Originally Posted by Culinary411
10.5 knots !?!?....LOL Not my little boat brother. I can probably hit 7 or so with outgoing tide I'm guessing but not 10. I was fighting it at 3 knots and rough chop for a long time my first trip out. Hopefully this time will be easier with somone more experienced than myself leading the group. I'm excited and looking foreward to it.
10 knots over the ground - NOT the water LOL. I did it in a 25ft boat my first trip (including sailing all the way around Long Island) as well as 2 trips to Block in my 32' Morgan which is a heavy slow cruiser that usually cruises at 5.8-6knots. If you time the tides so that your boat is going through the Race at peak tide, the current can move at over 4-5knts - add your 6 knots of boat speed and you have 10-11knots over the ground showing on your GPS.
Now you won't be doing 10knots the whole way or even close to it but if you really time it right - which I try to do each year then you can use the tide so much to your advantage. Pick up an Eldridge - it shows current diagrams of the entire Sound showing how fast and where the current is for every hour of the Ebb or Flood.
For example 2 years ago we left Mt. Sinai for Mattituck at 4pm Fri afternoon and did 5.8 knots over the water but 7.5 knots over the ground the whole way to Mattituck inlet making the first leg much quicker. Now in order to make the MOST advantage for the Ebb (all the water in the Sound flowing back out through the Race and into the Ocean) we left at 3:30AM in pitch black the next morning just before slack tide. For the first 45minutes to an hour our boat speed was the same as our speed over ground 5.8 knots but after that hour when the current picked up (and at the eastern end of the Sound it is much stronger than the western part) we were doing 7.5 knots then once we got around Orient Point picked up to 8 - then once we were North of Plum Island 8.5 then 10.5 through the Race (where the tides and currents converge) then 8.5-7.5 for the next hour after the Race with a straight shot to Block. Then once you are out in Block Island Sound the Ebb is most likely ending (6hours) and the current will reverse but at this point if timed right you are past it and shouldn't hit any negative current slowing you down.
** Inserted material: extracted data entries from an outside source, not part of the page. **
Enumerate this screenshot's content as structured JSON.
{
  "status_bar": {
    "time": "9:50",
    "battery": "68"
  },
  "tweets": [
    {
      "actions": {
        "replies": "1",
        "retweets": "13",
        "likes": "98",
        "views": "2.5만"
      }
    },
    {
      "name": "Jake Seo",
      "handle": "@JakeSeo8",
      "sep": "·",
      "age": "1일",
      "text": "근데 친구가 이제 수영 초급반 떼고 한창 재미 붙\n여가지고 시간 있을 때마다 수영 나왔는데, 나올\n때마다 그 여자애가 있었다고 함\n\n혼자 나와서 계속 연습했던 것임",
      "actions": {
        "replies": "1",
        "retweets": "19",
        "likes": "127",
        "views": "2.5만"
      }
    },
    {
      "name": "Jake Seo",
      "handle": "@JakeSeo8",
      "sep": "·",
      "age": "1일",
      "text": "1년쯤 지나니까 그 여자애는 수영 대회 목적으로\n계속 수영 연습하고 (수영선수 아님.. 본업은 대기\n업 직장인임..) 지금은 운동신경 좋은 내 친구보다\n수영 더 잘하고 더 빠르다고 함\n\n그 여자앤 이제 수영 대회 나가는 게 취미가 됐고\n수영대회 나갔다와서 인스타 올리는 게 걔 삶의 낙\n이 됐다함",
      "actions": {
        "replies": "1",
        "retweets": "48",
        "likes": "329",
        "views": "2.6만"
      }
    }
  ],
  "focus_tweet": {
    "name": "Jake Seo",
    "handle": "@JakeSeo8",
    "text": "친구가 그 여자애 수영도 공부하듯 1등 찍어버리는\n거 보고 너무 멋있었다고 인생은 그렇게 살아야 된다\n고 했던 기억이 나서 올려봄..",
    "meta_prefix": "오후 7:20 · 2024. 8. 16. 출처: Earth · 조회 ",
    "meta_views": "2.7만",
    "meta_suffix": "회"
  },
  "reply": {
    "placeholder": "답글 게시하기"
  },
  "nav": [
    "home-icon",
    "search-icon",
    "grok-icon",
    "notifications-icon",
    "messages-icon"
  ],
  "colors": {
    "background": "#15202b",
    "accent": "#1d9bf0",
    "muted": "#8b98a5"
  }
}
So anyway sorry for the long post but was just trying to illustrate how a little bit of planning by using Eldridge and leaving at the right time can make our slow little boats into speed machines for 6-7 hours per day. Where the opposite if you left at the wrong time instead of doing 7-8knots you will only be doing 3knots like you described - over a 6 hour period that is the difference of 30 miles!
I would be more than happy to help plan out the trip though or even go through Eldridge with you for next year. Regardless though I think if we get a lot of boats for this trip we could leave at anytime day or night and still have a lot of fun as there is no right or wrong way in reality.